Unless you're a both a pessimist and a contrarian, there is a lot to be proud of right now if you're a Ravens fan. Sure, this team hasn't always looked pretty this year. They've done some stuff the hard way. And there are still lingering issues that may ultimately doom them in the playoffs. But locking up the No. 2 seed, earning a home playoff game, and sweeping the toughest division in football, is a tremendous accomplishment. Just for a moment, take a second to appreciate what a grueling march this season was, and tip your cap to acknowledge where the Ravens ultimately ended up. It seemed like a lot of factors were working against Baltimore this week. A lot of people looked at this matchup and saw a young and hungry team (Bengals) playing host to an old and injury-plagued team that has had a ton of trouble winning on the road this year (Ravens). I admit I was one of them who viewed the game that way. My head kept telling me the Bengals were going to win this game.

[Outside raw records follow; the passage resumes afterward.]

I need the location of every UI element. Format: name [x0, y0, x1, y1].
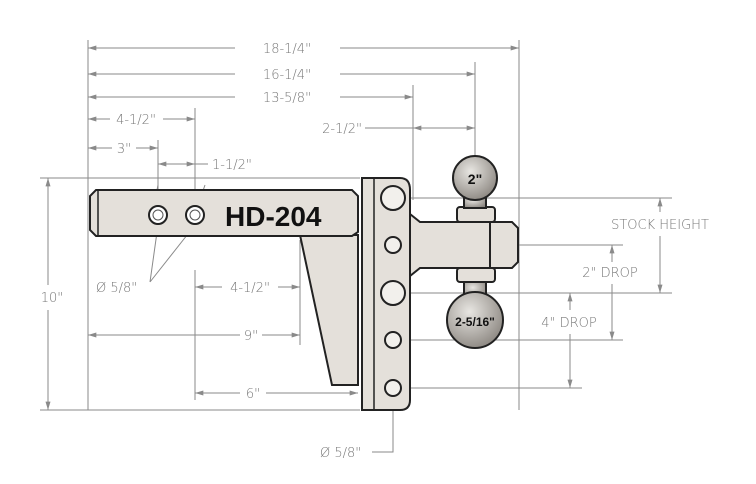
dim-hole-spacing: 1-1/2": [212, 158, 252, 173]
ball-top: [452, 155, 498, 201]
dim-hole-dia-plate: Ø 5/8": [320, 446, 361, 461]
receiver-shank: [89, 189, 359, 237]
dim-hole2: 4-1/2": [116, 113, 156, 128]
dim-plate-to-ball: 2-1/2": [322, 122, 362, 137]
stock-height-label: STOCK HEIGHT: [611, 218, 709, 233]
dim-shank-to-gusset: 9": [244, 329, 258, 344]
drop-4-label: 4" DROP: [541, 316, 597, 331]
model-label: HD-204: [225, 201, 322, 232]
ball-mount: [404, 155, 519, 349]
ball-top-size: 2": [468, 171, 482, 187]
dim-height: 10": [41, 291, 64, 306]
dim-hole1: 3": [117, 142, 131, 157]
dim-hole-dia-shank: Ø 5/8": [96, 281, 137, 296]
shank-hole: [148, 205, 168, 225]
dim-to-top-ball: 16-1/4": [263, 68, 311, 83]
shank-hole: [185, 205, 205, 225]
ball-bottom: [446, 291, 504, 349]
dim-overall: 18-1/4": [263, 42, 311, 57]
dim-to-plate: 13-5/8": [263, 91, 311, 106]
dim-hole-to-gusset: 4-1/2": [230, 281, 270, 296]
dim-gusset-bottom: 6": [246, 387, 260, 402]
gusset: [298, 234, 359, 386]
drop-2-label: 2" DROP: [582, 266, 638, 281]
vertical-plate: [361, 177, 411, 411]
dimension-labels: 18-1/4" 16-1/4" 13-5/8" 4-1/2" 3" 1-1/2"…: [41, 42, 709, 461]
ball-bottom-size: 2-5/16": [455, 315, 495, 329]
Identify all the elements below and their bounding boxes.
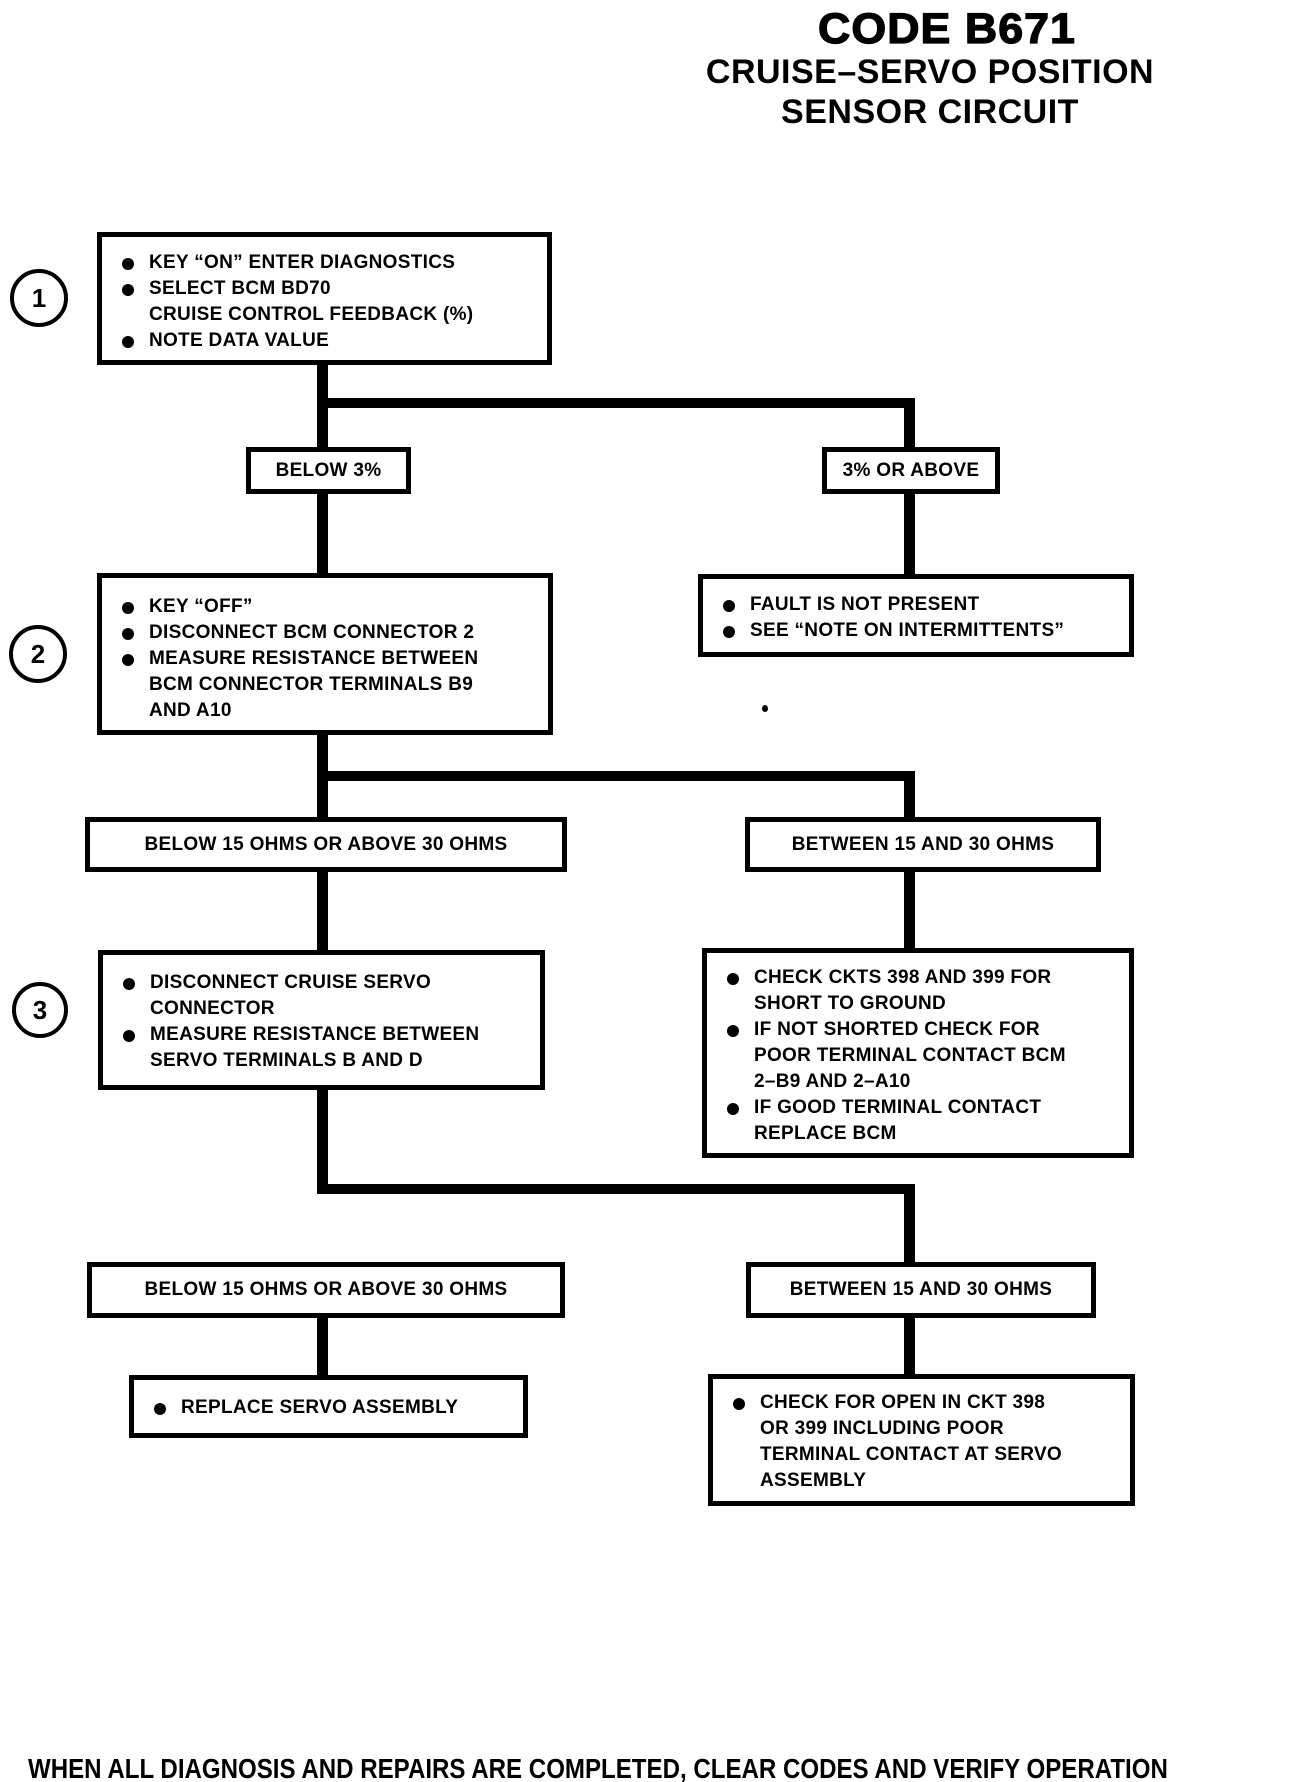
bullet-icon (723, 600, 735, 612)
connector-v-below3-to-step2 (317, 492, 328, 575)
connector-v-branch3-to-open (904, 1316, 915, 1376)
page-title-code: CODE B671 (817, 5, 1076, 53)
bullet-text: DISCONNECT BCM CONNECTOR 2 (149, 622, 475, 643)
connector-v-branch2-to-step3 (317, 870, 328, 952)
step1-action-box: KEY “ON” ENTER DIAGNOSTICS SELECT BCM BD… (97, 232, 552, 365)
check-short-to-ground-box: CHECK CKTS 398 AND 399 FOR SHORT TO GROU… (702, 948, 1134, 1158)
bullet-item: CHECK CKTS 398 AND 399 FOR SHORT TO GROU… (727, 965, 1117, 1017)
bullet-icon (154, 1403, 166, 1415)
connector-h-level1 (317, 398, 915, 408)
decision-3pct-or-above: 3% OR ABOVE (822, 447, 1000, 494)
bullet-icon (122, 258, 134, 270)
bullet-item: CHECK FOR OPEN IN CKT 398 OR 399 INCLUDI… (733, 1390, 1118, 1494)
bullet-text: REPLACE SERVO ASSEMBLY (181, 1397, 459, 1418)
bullet-text: MEASURE RESISTANCE BETWEEN BCM CONNECTOR… (149, 648, 479, 721)
bullet-text: FAULT IS NOT PRESENT (750, 594, 980, 615)
check-open-circuit-box: CHECK FOR OPEN IN CKT 398 OR 399 INCLUDI… (708, 1374, 1135, 1506)
decision-between-15-30-ohms-1: BETWEEN 15 AND 30 OHMS (745, 817, 1101, 872)
bullet-icon (727, 1025, 739, 1037)
bullet-item: MEASURE RESISTANCE BETWEEN BCM CONNECTOR… (122, 646, 536, 724)
bullet-text: SELECT BCM BD70 CRUISE CONTROL FEEDBACK … (149, 278, 474, 325)
bullet-icon (723, 626, 735, 638)
bullet-text: KEY “ON” ENTER DIAGNOSTICS (149, 252, 456, 273)
bullet-text: MEASURE RESISTANCE BETWEEN SERVO TERMINA… (150, 1024, 480, 1071)
scan-artifact-dot (762, 705, 768, 712)
bullet-icon (122, 654, 134, 666)
bullet-item: FAULT IS NOT PRESENT (723, 592, 1117, 618)
bullet-text: NOTE DATA VALUE (149, 330, 330, 351)
bullet-icon (122, 602, 134, 614)
decision-below-3pct: BELOW 3% (246, 447, 411, 494)
connector-v-level2-right (904, 773, 915, 819)
step2-action-box: KEY “OFF” DISCONNECT BCM CONNECTOR 2 MEA… (97, 573, 553, 735)
footer-note: WHEN ALL DIAGNOSIS AND REPAIRS ARE COMPL… (28, 1753, 1168, 1782)
bullet-item: KEY “ON” ENTER DIAGNOSTICS (122, 250, 535, 276)
connector-h-level3 (317, 1184, 915, 1194)
bullet-item: NOTE DATA VALUE (122, 328, 535, 354)
bullet-text: CHECK FOR OPEN IN CKT 398 OR 399 INCLUDI… (760, 1392, 1062, 1491)
bullet-icon (123, 1030, 135, 1042)
bullet-icon (727, 973, 739, 985)
bullet-item: MEASURE RESISTANCE BETWEEN SERVO TERMINA… (123, 1022, 528, 1074)
bullet-icon (122, 336, 134, 348)
connector-v-step3-down (317, 1088, 328, 1194)
bullet-text: KEY “OFF” (149, 596, 253, 617)
bullet-icon (733, 1398, 745, 1410)
connector-v-level1-right (904, 400, 915, 447)
bullet-icon (123, 978, 135, 990)
step1-number-badge: 1 (10, 269, 68, 327)
bullet-item: IF GOOD TERMINAL CONTACT REPLACE BCM (727, 1095, 1117, 1147)
bullet-text: DISCONNECT CRUISE SERVO CONNECTOR (150, 972, 432, 1019)
bullet-item: SELECT BCM BD70 CRUISE CONTROL FEEDBACK … (122, 276, 535, 328)
bullet-item: KEY “OFF” (122, 594, 536, 620)
bullet-item: IF NOT SHORTED CHECK FOR POOR TERMINAL C… (727, 1017, 1117, 1095)
step3-number-badge: 3 (12, 982, 68, 1038)
connector-h-level2 (317, 771, 915, 781)
bullet-text: IF NOT SHORTED CHECK FOR POOR TERMINAL C… (754, 1019, 1066, 1092)
decision-between-15-30-ohms-2: BETWEEN 15 AND 30 OHMS (746, 1262, 1096, 1318)
step3-action-box: DISCONNECT CRUISE SERVO CONNECTOR MEASUR… (98, 950, 545, 1090)
bullet-text: SEE “NOTE ON INTERMITTENTS” (750, 620, 1065, 641)
decision-below15-above30-ohms-2: BELOW 15 OHMS OR ABOVE 30 OHMS (87, 1262, 565, 1318)
fault-not-present-box: FAULT IS NOT PRESENT SEE “NOTE ON INTERM… (698, 574, 1134, 657)
decision-below15-above30-ohms-1: BELOW 15 OHMS OR ABOVE 30 OHMS (85, 817, 567, 872)
bullet-text: IF GOOD TERMINAL CONTACT REPLACE BCM (754, 1097, 1042, 1144)
connector-v-level3-right (904, 1186, 915, 1264)
bullet-icon (727, 1103, 739, 1115)
bullet-item: DISCONNECT CRUISE SERVO CONNECTOR (123, 970, 528, 1022)
bullet-item: REPLACE SERVO ASSEMBLY (154, 1395, 511, 1421)
step2-number-badge: 2 (9, 625, 67, 683)
connector-v-branch2-to-check (904, 870, 915, 950)
bullet-text: CHECK CKTS 398 AND 399 FOR SHORT TO GROU… (754, 967, 1052, 1014)
bullet-item: DISCONNECT BCM CONNECTOR 2 (122, 620, 536, 646)
bullet-item: SEE “NOTE ON INTERMITTENTS” (723, 618, 1117, 644)
connector-v-branch3-to-replace (317, 1316, 328, 1377)
page-title-sub2: SENSOR CIRCUIT (781, 93, 1079, 131)
replace-servo-assembly-box: REPLACE SERVO ASSEMBLY (129, 1375, 528, 1438)
page-title-sub1: CRUISE–SERVO POSITION (705, 53, 1155, 91)
title-block: CODE B671 CRUISE–SERVO POSITION SENSOR C… (580, 5, 1280, 132)
bullet-icon (122, 628, 134, 640)
connector-v-above3-to-fault (904, 492, 915, 576)
bullet-icon (122, 284, 134, 296)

But I still couldn't bring myself to pick the Bengals to win.
And the reason for that was Ray Rice.
This season, and this game in particular, should serve as conclusive proof that Rice is one of the NFL's best players, and it would be a little insulting to make him play another season under a 1-year-deal after he's proven himself repeatedly. (He led the NFL in yards from scrimmage this year with 2,068.)

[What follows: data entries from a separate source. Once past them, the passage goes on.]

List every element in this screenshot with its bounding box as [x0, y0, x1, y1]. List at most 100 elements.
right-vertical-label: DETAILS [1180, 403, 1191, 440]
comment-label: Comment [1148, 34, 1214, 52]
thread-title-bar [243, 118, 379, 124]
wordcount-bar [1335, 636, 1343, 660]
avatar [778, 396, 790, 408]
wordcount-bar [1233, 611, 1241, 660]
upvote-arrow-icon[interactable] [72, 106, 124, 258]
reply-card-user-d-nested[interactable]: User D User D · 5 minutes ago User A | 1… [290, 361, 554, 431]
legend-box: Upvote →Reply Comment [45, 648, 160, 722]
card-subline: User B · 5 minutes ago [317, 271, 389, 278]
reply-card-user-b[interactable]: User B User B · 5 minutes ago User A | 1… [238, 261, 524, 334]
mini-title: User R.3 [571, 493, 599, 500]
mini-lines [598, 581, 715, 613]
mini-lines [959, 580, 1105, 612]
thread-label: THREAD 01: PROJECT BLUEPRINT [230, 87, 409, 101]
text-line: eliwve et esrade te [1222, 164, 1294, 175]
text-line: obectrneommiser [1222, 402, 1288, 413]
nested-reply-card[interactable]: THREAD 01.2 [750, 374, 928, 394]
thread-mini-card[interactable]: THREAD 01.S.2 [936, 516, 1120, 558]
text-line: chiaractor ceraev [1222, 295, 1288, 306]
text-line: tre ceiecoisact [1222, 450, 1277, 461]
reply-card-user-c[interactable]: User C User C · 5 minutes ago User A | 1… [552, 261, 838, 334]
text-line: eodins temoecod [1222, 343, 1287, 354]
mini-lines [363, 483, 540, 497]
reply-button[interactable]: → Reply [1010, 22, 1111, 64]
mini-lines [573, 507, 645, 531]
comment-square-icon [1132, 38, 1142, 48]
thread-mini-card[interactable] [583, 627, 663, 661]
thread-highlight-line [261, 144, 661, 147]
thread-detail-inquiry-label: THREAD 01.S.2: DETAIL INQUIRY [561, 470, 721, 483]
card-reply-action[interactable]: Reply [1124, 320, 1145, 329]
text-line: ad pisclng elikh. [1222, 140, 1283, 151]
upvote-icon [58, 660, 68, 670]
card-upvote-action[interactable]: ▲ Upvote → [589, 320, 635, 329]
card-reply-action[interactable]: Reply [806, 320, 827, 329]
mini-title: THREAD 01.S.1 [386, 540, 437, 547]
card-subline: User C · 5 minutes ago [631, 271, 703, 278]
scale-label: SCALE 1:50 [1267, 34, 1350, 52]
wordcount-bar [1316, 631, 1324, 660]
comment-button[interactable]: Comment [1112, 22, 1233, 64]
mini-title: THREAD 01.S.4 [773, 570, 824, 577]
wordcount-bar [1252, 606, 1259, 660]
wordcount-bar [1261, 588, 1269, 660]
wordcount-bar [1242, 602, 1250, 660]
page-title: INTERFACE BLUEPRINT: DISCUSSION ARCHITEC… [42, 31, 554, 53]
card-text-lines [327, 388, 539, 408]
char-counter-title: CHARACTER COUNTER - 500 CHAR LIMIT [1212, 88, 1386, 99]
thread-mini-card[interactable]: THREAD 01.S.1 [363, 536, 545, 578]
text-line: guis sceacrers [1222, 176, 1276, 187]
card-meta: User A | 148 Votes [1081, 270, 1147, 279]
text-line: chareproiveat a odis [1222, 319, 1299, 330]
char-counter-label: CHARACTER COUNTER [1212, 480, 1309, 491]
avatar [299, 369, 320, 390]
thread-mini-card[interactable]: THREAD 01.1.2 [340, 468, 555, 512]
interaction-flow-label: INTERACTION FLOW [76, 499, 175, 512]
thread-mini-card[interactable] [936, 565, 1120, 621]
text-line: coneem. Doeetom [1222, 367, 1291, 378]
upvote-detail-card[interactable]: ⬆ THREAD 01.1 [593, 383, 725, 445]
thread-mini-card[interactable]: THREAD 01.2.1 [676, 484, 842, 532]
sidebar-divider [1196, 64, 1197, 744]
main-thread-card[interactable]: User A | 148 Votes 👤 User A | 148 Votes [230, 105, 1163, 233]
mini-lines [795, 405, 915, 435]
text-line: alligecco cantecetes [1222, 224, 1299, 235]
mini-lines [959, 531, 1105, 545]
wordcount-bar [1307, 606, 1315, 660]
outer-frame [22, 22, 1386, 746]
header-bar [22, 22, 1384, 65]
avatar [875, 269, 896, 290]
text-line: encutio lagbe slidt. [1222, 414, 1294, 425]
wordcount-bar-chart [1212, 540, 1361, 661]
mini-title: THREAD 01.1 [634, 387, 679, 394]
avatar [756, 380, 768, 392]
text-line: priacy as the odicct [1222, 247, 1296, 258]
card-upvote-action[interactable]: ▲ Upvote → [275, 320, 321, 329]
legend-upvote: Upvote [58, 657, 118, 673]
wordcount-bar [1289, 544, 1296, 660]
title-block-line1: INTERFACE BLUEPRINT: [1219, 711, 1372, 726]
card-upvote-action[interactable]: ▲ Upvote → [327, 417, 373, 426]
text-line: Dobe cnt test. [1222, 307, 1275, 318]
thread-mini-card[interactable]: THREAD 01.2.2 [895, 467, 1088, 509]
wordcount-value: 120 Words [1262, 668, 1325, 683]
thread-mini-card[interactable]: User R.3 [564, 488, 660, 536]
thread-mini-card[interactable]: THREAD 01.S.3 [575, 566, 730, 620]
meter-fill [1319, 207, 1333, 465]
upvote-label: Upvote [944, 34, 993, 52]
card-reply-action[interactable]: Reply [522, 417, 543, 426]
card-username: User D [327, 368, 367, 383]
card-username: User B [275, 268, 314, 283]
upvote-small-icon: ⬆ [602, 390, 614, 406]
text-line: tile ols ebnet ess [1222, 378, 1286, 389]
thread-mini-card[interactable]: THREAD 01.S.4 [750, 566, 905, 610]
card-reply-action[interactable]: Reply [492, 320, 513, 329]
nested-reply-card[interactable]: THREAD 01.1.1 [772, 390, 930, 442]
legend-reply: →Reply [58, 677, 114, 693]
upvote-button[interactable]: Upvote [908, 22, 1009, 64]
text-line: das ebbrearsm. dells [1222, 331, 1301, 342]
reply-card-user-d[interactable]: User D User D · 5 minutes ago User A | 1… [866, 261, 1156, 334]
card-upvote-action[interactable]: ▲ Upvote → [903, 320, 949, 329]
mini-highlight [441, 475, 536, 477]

We talk about Joe Flacco a lot in this space. We debate whether or not he's progressing, we argue over where he fits in the NFL quarterbacking hierarchy, and that's always a worthy debate. Because you can't win an NFL championship in this era of wide-open football without a decent quarterback. You have to have some balance. This is not Trent Dilfer's NFL anymore.
But we don't talk enough about Rice because there really isn't much to argue about. He's one of the five best running backs in football. Period. The Ravens needed him to have a big game more than ever against the Bengals, and I'd argue he had maybe the best game of his career. In terms of performing under pressure, it's hard to beat 24 carries for 191 yards and two touchdowns. He even finished off his two long touchdown runs so Baltimore didn't even have to bother with its usual hiccups in the red zone.
If the Ravens hadn't won this game, I would surmise their chances of getting to the Super Bowl would have decreased by about 75 percent. Rice put them on his back in big moments. He got some great blocking from Vonta Leach, Marshal Yanda, Ben Grubbs and Matt Birk, but he made those runs possible with his vision, his balance and his initial burst.
There seems to be a train of thought these days that running backs are disposable commodities, and that it's foolish to offer them lucrative long-term deals. That's one reason why the assumption is the Ravens will franchise Rice next season. But here is what's actually foolish: Offering a 29-year-old running back a lucrative deal. Rice is only 24. (He'll turn 25 on Jan. 22, the day of the AFC Championship game.) He absolutely has five really good years ahead of him. What more, exactly, does he need to prove? He's been a feature back for three years and led the NFL in yards from scrimmage twice. This isn't Eddie George or Larry Johnson, guys who carried the ball more than 400 times in a season and absorbed a ton of big hits. This is a dynamic athlete who is also a quarterback's best friend in the passing game.
But more than just his play, Rice is the rare professional athlete who really, truly understands that he's always representing the Baltimore Ravens every time he appears in public or opens his mouth. He's comfortable in the spotlight, and he's the kind of person you want in the spotlight. That should count for something, too.
The Ravens are probably going to have to choose, down the road, who is going to be the odd man out between Rice, Flacco and Ben Grubbs. And that's a shame. But if they try to franchise Rice, he should absolutely hold out. All he needs to do is look at what happened to Adrian Peterson this year. You might only get one chance to feel financially secure.
I know the salary cap complicates everything in the NFL, and these decisions are months into the future. For now, we should just take a moment to appreciate how exhilarating it was when Rice knifed through that hole in the fourth quarter on 3rd-and-1, made the free safety miss, and scampered for a 51-yard touchdown.
Hard to put a price tag on a play like that.